I have a 200 LED WS2812 addressable strip which I want to subdivide into 100 2-LED sets, so when I reference to led[1] I'm actually making a reference to leds 2 & 3.
I could create manually 100 CRGBSet arrays of 2 items and store them into a single master array. But if next time I have an 1000 LED strip that would be way too much repetitive code to write manually. Is there a better way to approach this?
#include "FastLED.h"
#define NUM_LEDS 200
#define Data_Pin 13
#define chipset WS2812
#define BRIGHTNESS 50
// Array of all LEDs on the strip
CRGB stripLeds[NUM_LEDS];
//Define each 2 LED pixel
CRGBSet leds(stripLeds, NUM_LEDS);
CRGBSet leds1(leds(0,1));
CRGBSet leds2(leds(2,3));
CRGBSet leds3(leds(3,4));
.
.
CRGBSet leds100(leds(198,199));
//Store them on a single array where each element is a 2 LED wide pixel
struct CRGB * stripArray[] ={leds1, leds2, leds3... leds100};
Do you intend to always treat each set of two LEDs as if it were a single LED? If so, might be simpler to just modify the library routine that generates the LED data signal, so that it generates two LED's worth of data for each pixel.
I'll give this a try. The reason I want this is because I will mostly be using premade animations like this one, so I just want to modify the name of the array they use to address the pixels.
There's no doubt that my idea would require getting to know any canned processes a bit better…
It may be that @david_2018's suggestion would be a global solution for all the canned stuff you have.
But I am curious about the requirement. How are these pixels arranged physically?
Is each square poxel in that demo you linked to be two real pixels instead of one?
Besides I will admit I don't see how what you propose but don't like even works.

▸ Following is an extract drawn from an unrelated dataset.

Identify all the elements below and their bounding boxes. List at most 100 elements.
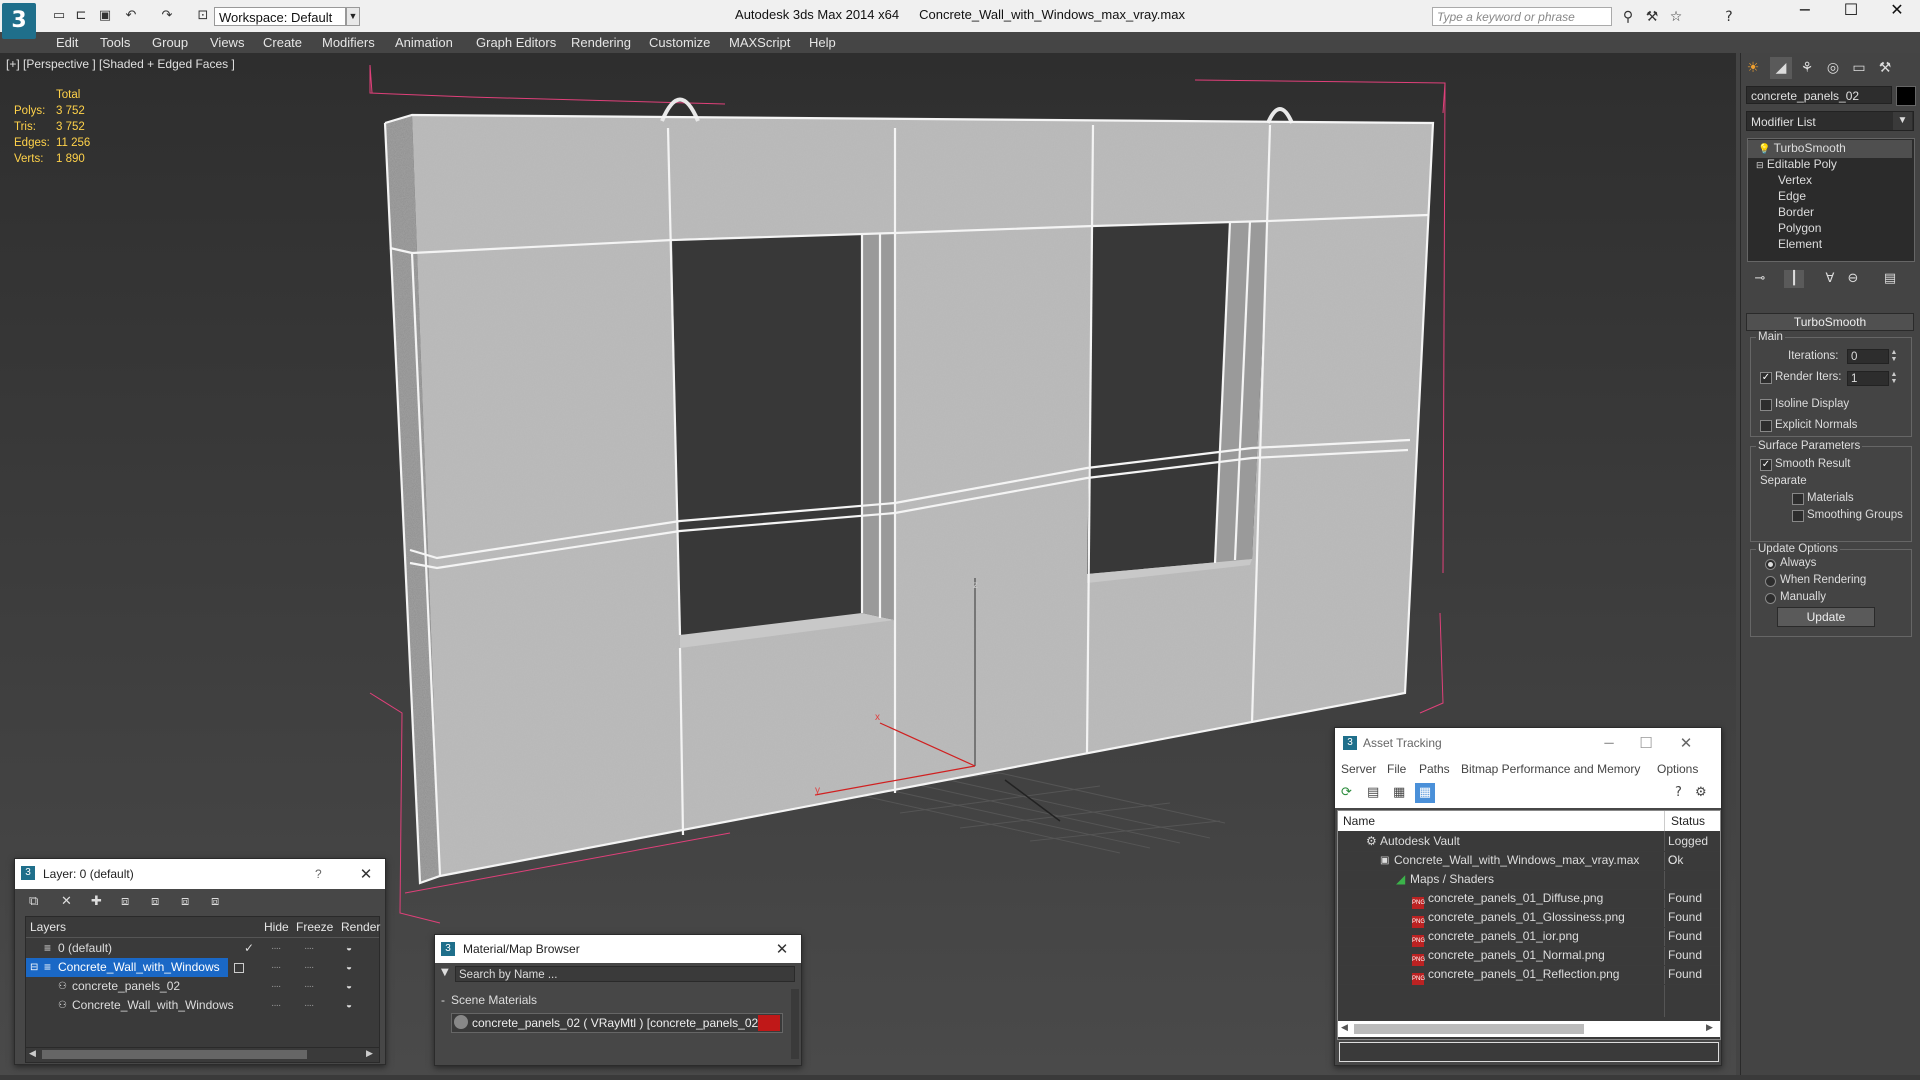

But I use these at a very low level, so miss out on any structuring or naming advantages the library may afford.
That's because I might be wrong, I'm very new to arduino and programming so most of the things I get stuck with, are actually simple programming concepts, but I just don't know them as I am facing troubles and trying to solve them as I go. I understand these questions are annoying so I'm thankful for the patience and help.
My setup is something like this serpentine matrix. It's a single LED strip broken into rows. I have a grid, consisting in boxes, each box is lit by 2 LEDs, so when an animation is played, I want each box to be lit by a single color, so I have to treat every 2 consecutive LEDs as a single pixel.
Is each square poxel in that demo you linked to be two real pixels instead of one?
Yes, so instead of modifying every animation code I get, I would make a naming system and use that.
Sorry if it doesn't make any sense, I apreciate you even replying
NP. Just sitting here with a cup of coffee waiting on my beach buddy to let me know she's on her way…
and still curious about the physical arrangement.
I wonder aloud, so to speak, if it would be easier/possible to have two convential NxM matrices of LEDs, and place them so one was just offset to the other.
Not possible with premade arrays of LEDs, but if you were making them out of cut up strips or individually smart LEDs you could do that.
You'd still need to tinker with the software at a low-ish level… again every virtual pixel the program wants to change would become two real pixel calls
or
the two disjoint (not interleaved) matrices, now needing identical contents, could be driven off the same output pin.
If you could run two 100-LED strips parallel to each other, so that each block of two LEDs was composed of adjacent LEDs on the two strips, then all you need to do is drive the LED strips from the same pin. ( think I'm just rephrasing what alto777 said )
Another method is to use a dummy 100-pixel array for all the animation code, then copy that over to the actual 200-pixel array to send to the LED strip, expanding each pixel from the dummy array into two in the actual array during the copy.
It could actually be done with a single 200-pixel array, but only using the first 100 pixels for the animation code. When it is time to send the data to the LED strip, expand the 100 pixels to fill the 200 pixel array, call the display function, then if necessary compact the 200 pixels back down to 100 - this would be needed if the animation works off of the current contents of the buffer.
Now that you mentioned the phisical matrix offset method, it's actually 2 matrix of 100 led each, one comprised of the odds and the other from the even LEDs.
Not sure how to tackle that from code only but sounds like a path I should explore
Now this is the third mention of the easiest path given where I think you have arrived:
Simply connect the output pin to both strips.
Best practives would say put a series resistor (470 ohms) in each line from the output pin to DIn or whatever the input pin is called on you strips.
Digital outputs have a good deal of driving capability; digital inputs require very little current. So it is OK to drive several inputs with one output.
Yeah, I understood that my English is not the best.
I was thinking out loud if I could do it 100% from code by making 2 "virtual" matrices, basically 2 arrays, one containing all the odd LEDs and the other the even ones. And feeding them both to the animation simultaneously.